The other day, we published a Hadoop adoption story that indicates the eponymous big data file system is moving from science experiment cum proof of concept to in-production value generator. Today, Databricks published the results of its own Sparks related survey of 1,417 respondents from 842 organizations and guess what? Databricks are not only claiming more or less the same growth and adoption vectors but also that Spark is outpacing Hadoop on the adoption and implementation curve. Both can be right.
Let’s be clear, surveys of this kind are riddled with methodological problems, largely because they address an already invested audience who are biased towards the technology with which they are working. However, in the case of Spark, I am inclined to be less harsh about this point. Here’s why.
Last year, I was asked to look into Spark as a potential solution for specific analytic use cases. At the time I felt that Databricks – the company most closely associated with the product – was still in science experiment mode. I said as much. But then when I saw SAP provide its endorsement and enthusiastic take up by the Scala community I sat back and went ‘hmm.’ The survey certainly provokes reaction but more to the point, Spark is much younger than Hadoop yet has caught the imagination among powerful influencers in a way that has taken years for Hadoop fans.
Here are the talking points from the Databricks survey in infographic form:
Let’s discount the chest thumping element on the left hand side but instead concentrate on the reasons for choosing Spark and the industries that are adopting.
Performance is considered paramount these days and especially when looking at the impact of streaming data so that 91% is not surprising. Hadoop has always been considered something of a development beast, largely because it was never a finished product per se. You can say the same of Spark. The difference is that Spark is positioned as a platform upon which you can ‘bring your own language’ and that has important positive implications for attracting developers.
As always with relatively new technology, it tends to be the technology companies that pick it up first and so the industry adoption pattern is not surprising. Again, adopt among marketing and advertising businesses should not surprise. We’ve recently written about how dysfunctional media shot itself in the face, foot and narrowly missed its heart.

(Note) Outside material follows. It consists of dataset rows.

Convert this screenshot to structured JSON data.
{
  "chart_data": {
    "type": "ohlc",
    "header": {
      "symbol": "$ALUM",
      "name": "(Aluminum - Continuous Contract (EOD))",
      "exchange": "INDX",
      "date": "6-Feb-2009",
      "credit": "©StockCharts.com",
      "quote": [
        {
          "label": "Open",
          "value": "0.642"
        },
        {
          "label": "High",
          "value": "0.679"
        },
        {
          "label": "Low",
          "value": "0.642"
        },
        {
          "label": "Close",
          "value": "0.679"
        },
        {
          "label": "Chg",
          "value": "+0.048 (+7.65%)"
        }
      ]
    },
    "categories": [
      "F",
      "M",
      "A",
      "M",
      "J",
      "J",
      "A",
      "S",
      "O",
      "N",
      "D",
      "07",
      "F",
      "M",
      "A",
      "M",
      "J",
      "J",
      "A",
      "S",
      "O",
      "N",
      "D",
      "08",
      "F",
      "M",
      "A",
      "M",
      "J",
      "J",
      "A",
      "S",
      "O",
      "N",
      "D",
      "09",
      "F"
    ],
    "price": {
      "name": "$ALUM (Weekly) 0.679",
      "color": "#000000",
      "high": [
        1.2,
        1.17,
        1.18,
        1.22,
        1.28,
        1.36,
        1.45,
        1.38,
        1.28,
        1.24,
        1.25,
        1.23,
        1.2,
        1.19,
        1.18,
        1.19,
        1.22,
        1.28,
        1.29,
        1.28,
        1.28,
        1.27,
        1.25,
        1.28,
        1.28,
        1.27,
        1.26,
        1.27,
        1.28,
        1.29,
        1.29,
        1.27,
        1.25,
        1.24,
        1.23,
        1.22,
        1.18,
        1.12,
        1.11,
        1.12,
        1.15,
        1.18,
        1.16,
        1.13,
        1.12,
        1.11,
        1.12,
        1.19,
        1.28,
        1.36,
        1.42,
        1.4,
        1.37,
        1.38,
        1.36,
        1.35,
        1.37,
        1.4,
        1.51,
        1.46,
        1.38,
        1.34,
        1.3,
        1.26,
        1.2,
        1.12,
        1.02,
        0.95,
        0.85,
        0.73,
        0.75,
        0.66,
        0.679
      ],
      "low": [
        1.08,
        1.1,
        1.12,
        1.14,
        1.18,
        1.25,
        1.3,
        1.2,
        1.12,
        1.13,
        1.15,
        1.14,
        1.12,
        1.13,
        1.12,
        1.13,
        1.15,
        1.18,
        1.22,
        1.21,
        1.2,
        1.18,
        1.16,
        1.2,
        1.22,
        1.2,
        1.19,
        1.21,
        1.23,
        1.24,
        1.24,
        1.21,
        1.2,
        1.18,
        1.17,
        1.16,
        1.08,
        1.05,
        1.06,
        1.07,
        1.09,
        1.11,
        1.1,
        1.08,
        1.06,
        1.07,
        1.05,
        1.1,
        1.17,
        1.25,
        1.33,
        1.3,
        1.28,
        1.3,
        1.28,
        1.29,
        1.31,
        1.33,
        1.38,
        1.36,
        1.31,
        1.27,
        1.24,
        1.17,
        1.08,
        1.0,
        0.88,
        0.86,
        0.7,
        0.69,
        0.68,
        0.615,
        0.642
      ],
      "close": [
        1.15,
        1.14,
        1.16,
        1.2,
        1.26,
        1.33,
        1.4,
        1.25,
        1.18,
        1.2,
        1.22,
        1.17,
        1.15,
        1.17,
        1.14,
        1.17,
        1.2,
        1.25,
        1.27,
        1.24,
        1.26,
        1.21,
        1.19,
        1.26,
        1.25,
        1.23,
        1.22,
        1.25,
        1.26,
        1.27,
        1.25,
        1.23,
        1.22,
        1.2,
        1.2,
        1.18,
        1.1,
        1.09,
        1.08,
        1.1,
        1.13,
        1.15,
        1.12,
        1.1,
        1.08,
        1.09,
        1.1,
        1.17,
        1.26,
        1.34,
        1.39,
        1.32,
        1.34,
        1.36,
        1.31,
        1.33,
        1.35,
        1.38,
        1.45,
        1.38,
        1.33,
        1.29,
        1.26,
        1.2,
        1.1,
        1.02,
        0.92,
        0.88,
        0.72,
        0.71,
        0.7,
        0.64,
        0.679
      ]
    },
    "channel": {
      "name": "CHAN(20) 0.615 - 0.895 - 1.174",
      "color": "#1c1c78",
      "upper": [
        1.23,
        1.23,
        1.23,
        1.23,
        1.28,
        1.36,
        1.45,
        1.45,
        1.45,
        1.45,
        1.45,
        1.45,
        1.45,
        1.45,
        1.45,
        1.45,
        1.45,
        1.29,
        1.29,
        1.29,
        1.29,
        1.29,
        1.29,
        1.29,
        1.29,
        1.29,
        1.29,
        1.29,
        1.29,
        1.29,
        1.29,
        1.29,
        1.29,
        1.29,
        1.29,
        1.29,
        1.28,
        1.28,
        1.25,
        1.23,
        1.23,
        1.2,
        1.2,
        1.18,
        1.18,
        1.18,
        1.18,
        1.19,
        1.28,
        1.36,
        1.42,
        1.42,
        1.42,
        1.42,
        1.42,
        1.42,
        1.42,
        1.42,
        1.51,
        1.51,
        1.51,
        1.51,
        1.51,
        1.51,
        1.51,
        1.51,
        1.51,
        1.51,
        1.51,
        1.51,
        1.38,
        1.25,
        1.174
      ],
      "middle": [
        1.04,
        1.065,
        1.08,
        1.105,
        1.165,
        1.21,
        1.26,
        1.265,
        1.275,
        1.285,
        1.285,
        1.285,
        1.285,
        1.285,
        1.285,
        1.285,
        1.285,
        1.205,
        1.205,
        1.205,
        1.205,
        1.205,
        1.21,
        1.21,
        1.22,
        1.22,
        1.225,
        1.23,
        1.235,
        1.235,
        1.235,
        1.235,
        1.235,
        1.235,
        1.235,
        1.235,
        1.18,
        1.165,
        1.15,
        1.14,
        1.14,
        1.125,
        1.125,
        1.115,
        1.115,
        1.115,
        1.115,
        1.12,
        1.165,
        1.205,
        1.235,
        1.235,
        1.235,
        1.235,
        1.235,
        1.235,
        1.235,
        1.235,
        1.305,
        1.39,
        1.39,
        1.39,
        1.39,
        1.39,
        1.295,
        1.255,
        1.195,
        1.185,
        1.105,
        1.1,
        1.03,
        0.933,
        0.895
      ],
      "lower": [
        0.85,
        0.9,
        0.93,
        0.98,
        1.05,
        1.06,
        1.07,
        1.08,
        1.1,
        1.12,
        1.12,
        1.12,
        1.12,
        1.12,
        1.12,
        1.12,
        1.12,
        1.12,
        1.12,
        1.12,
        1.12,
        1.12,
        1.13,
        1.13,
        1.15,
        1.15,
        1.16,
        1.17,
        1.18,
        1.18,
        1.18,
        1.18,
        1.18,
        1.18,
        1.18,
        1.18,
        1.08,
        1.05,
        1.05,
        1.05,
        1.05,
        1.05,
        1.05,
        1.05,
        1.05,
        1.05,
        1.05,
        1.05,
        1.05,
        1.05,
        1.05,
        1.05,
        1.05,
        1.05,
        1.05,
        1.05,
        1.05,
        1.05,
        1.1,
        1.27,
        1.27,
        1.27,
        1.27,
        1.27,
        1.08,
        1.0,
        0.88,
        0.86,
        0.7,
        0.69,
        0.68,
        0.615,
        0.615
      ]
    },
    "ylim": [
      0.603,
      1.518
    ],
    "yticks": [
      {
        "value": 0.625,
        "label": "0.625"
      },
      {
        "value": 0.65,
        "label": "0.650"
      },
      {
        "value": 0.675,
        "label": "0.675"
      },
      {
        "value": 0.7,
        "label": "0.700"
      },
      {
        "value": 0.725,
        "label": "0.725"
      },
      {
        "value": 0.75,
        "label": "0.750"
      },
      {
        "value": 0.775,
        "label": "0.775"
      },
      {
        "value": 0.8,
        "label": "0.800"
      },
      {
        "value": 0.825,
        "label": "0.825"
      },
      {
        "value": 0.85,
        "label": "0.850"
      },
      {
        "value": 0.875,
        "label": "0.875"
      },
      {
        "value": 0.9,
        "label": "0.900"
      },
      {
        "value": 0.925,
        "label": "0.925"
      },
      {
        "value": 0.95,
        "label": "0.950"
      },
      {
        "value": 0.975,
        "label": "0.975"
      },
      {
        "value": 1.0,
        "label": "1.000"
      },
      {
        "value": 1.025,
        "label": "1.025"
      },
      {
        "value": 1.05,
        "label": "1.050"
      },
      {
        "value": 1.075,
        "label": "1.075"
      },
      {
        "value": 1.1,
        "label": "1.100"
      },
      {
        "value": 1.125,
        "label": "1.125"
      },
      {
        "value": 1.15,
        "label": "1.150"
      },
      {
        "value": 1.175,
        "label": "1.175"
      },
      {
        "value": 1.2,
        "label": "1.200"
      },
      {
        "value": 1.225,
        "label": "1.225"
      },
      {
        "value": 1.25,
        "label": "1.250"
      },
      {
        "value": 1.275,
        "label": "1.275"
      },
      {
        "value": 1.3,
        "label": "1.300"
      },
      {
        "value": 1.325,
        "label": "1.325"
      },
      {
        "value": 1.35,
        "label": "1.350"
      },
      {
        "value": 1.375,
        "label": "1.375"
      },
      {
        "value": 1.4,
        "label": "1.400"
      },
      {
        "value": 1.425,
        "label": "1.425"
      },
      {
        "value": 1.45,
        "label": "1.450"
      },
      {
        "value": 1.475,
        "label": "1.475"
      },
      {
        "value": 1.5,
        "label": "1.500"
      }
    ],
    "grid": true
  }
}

How is Spark used? See below:
This is a very broad mix that supports the general purpose nature of the Spark platform. Again, the result is more or less aligned with what the Hadoop Maturity Survey discovered.
More important, 69% of respondents are building two or more solutions with Spark while 49% are building three or more products. That’s an important data point because typically, data processing organizations only allow the solving of one data problem at a time.
Other data from the survey suggests that rather than simply being a technical platform for data engineers, other professionals like data scientists and data architects are using Spark in a collaborative fashion. So are business managers albeit they are a small minority at this stage.
The survey doesn’t go into the reasons for these remarkable adoption curve numbers. I am willing to bet a lot of money this has a lot to do with the inclusive programming and platform environment Spark established from the get go. Yes, the fashionistas in the Scala camp are up there as top users but Python is very popular too. Windows platform has grown 283% in the last year to 23% of all Spark projects noted in the survey. You don’t get that when languages and platforms are restricted or limited.
I remember having discussions about language support with Vishal Sikka, (now CEO Infosys but then in charge of HANA development) when SAP HANA was groping for a purpose beyond feeds and speeds. There was a vocal minority of extremely well seasoned and influential SAP developers who wanted HANA to support beyond ABAP, SAP’s proprietary language and Java. Surveys showed the most common demand was for PHP. SAP dropped the ball on that one and is now a data source for Spark.
Elsewhere, we hear Oracle tout Java as the most popular language for application building, yet the Spark survey is telling a different story about solving tomorrow’s problems with that magic combination of ease of use and blistering performance.
In short, the mega vendors need to wake up and learn from what upstarts like Databricks are doing or rather, the outcomes from those who are working on this platform which, by the way, is used in the cloud among 51% of respondents.
Disclosure: SAP and Oracle are premier partners at time of writing.